So, here we go again with the tenuous connections, and leap straight to Nell Gwyn (or Gwynne). The city of Hereford claims to have been the birthplace of Nell Gwyn, mistress of Charles II, and supporters of that theory point to the fact that Gwyn is a name of Welsh origin and Herefordshire borders Wales.
It is, however, considered more likely that she was born in London, in Coal Yard Alley off Drury Lane.
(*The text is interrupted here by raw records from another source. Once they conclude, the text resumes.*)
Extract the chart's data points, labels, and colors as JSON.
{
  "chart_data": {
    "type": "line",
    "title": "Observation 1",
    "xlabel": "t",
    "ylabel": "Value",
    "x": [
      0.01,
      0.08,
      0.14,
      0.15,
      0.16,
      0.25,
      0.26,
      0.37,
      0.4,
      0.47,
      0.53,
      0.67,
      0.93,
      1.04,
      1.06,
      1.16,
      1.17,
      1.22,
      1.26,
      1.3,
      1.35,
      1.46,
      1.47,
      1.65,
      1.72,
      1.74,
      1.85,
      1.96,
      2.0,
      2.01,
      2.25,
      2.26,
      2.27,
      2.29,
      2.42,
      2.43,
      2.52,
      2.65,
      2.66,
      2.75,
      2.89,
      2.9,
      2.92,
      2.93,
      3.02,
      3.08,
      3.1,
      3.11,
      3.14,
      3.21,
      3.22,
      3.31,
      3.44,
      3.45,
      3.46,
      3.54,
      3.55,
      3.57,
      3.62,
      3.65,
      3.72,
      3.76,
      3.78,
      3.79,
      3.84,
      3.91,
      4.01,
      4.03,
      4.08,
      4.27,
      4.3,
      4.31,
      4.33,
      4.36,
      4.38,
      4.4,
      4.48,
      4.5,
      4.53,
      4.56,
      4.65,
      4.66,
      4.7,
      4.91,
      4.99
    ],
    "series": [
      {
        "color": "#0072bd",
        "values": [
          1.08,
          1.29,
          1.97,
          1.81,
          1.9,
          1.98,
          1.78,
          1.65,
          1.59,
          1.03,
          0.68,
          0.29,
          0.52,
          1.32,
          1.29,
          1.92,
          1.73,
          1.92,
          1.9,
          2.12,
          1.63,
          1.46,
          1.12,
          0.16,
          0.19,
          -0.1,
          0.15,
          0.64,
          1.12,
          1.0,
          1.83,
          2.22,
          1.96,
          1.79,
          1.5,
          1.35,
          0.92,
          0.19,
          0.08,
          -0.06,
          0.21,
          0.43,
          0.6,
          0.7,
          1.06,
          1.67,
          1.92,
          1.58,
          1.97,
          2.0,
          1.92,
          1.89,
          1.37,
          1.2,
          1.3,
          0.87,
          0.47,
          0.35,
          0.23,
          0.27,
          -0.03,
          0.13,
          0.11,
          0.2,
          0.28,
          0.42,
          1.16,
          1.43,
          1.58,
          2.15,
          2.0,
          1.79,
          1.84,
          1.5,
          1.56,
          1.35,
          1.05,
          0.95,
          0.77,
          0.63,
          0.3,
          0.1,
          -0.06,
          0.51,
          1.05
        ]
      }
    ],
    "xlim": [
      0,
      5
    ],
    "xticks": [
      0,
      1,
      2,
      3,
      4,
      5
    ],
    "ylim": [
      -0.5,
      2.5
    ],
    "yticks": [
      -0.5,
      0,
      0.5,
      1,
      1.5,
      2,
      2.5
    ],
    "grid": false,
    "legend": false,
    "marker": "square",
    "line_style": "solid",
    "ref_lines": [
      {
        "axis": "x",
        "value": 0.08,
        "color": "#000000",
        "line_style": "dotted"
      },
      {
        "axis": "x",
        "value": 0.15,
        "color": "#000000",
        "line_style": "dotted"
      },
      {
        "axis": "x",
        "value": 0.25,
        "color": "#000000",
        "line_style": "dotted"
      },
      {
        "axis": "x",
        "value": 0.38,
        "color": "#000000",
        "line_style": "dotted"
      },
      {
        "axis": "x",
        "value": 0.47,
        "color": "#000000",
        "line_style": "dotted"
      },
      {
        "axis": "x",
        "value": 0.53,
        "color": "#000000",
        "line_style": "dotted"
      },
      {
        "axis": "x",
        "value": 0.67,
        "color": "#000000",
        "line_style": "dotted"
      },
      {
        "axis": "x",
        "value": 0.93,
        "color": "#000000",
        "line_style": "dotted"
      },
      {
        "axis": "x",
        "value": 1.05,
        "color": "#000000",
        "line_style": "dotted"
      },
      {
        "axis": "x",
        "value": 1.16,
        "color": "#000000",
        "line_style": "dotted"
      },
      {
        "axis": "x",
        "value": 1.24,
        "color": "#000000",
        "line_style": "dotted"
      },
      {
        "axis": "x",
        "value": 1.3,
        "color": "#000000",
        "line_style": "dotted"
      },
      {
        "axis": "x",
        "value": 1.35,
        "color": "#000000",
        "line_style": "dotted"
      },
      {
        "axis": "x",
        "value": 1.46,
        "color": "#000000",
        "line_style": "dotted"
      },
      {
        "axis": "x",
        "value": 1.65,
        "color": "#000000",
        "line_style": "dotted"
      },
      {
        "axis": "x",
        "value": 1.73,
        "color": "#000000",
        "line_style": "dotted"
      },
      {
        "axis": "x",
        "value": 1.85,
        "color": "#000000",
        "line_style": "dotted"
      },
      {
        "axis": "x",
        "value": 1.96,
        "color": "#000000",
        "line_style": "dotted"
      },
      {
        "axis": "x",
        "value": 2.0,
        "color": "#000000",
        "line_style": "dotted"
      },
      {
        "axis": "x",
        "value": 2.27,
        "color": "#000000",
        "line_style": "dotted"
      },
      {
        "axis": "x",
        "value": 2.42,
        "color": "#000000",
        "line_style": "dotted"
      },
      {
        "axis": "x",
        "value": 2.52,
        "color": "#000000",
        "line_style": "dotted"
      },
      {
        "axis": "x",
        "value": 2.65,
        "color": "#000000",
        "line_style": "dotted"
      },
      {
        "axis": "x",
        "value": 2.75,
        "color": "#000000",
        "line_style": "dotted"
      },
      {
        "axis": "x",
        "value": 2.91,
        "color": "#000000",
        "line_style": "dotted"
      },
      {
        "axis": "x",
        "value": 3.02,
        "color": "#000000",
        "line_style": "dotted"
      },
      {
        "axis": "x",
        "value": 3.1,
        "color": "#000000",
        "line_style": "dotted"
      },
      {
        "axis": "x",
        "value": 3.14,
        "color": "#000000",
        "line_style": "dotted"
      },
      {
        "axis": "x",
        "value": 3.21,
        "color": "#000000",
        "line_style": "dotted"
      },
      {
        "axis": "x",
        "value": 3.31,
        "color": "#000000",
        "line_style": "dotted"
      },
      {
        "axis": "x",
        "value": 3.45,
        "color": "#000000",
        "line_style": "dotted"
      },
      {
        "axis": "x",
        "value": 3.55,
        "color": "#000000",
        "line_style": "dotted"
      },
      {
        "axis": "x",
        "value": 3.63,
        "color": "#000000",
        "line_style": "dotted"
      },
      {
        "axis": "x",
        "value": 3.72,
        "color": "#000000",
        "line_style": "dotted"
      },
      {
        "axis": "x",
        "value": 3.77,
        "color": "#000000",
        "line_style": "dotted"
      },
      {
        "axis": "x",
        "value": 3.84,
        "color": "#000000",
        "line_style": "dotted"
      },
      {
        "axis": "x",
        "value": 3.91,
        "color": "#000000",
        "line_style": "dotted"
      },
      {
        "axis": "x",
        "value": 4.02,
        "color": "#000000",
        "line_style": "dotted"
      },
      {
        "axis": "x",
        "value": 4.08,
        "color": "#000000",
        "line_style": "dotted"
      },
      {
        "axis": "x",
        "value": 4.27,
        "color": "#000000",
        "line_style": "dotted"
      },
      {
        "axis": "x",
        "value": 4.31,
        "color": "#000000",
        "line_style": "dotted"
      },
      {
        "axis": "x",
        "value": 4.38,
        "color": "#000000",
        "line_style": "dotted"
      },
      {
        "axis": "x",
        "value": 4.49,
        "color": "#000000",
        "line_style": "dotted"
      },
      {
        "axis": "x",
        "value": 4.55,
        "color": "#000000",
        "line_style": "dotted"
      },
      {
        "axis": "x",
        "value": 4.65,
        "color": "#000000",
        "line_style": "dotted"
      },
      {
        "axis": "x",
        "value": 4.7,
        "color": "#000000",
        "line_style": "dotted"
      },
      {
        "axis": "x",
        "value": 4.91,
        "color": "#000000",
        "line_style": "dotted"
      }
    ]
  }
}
The alley did actually lead to an old coal yard; in the 19th century it was described as “a row of miserable tenements”. Much of the ‘facts’ about Nell Gwyn are largely a matter of speculation: Pepys records that Nell said she was “brought up in a bawdy-house to fill strong water to the guests”.
Incidentally, there is a Hereford Road in West London; the land in this area was developed by a Mr William Kinnaird Jenkins, a Herefordshire lawyer and landowner (with a Welsh name) who named many streets after places in Herefordshire and the neighbouring Welsh area.
But back to Nell, who was described as the “indiscreetest and wildest creature that ever was in court”; it was also said of her that “the King loved more for her wit than the attractions of her person … it was difficult to remain long in her company without sharing her gaiety”. Indeed, Charles II’s last words were reputed to have been “Let not poor Nellie starve.”
Nell did not try to hide her humble beginnings or her status as a concubine; one example of her wit was when she was bing booed by people mistaking her for Louise Renée de Penancoët de Kérouaille, another of Charles’s mistresses, Nell said, “Pray, good people, be civil – I am the Protestant whore.”
Nell spend the last years of her life in Pall Mall, where she spent her last years and where she had a solid silver bed in a room lined with mirrors.
And even more – not even that tenuous – connection: Nell was reputed to have sold oranges outside of the Theatre Royal in Drury Lane; the actor and playwright David Garrick managed the theatre for nearly 30 years. Oh, yes, and Garrick was born in Hereford.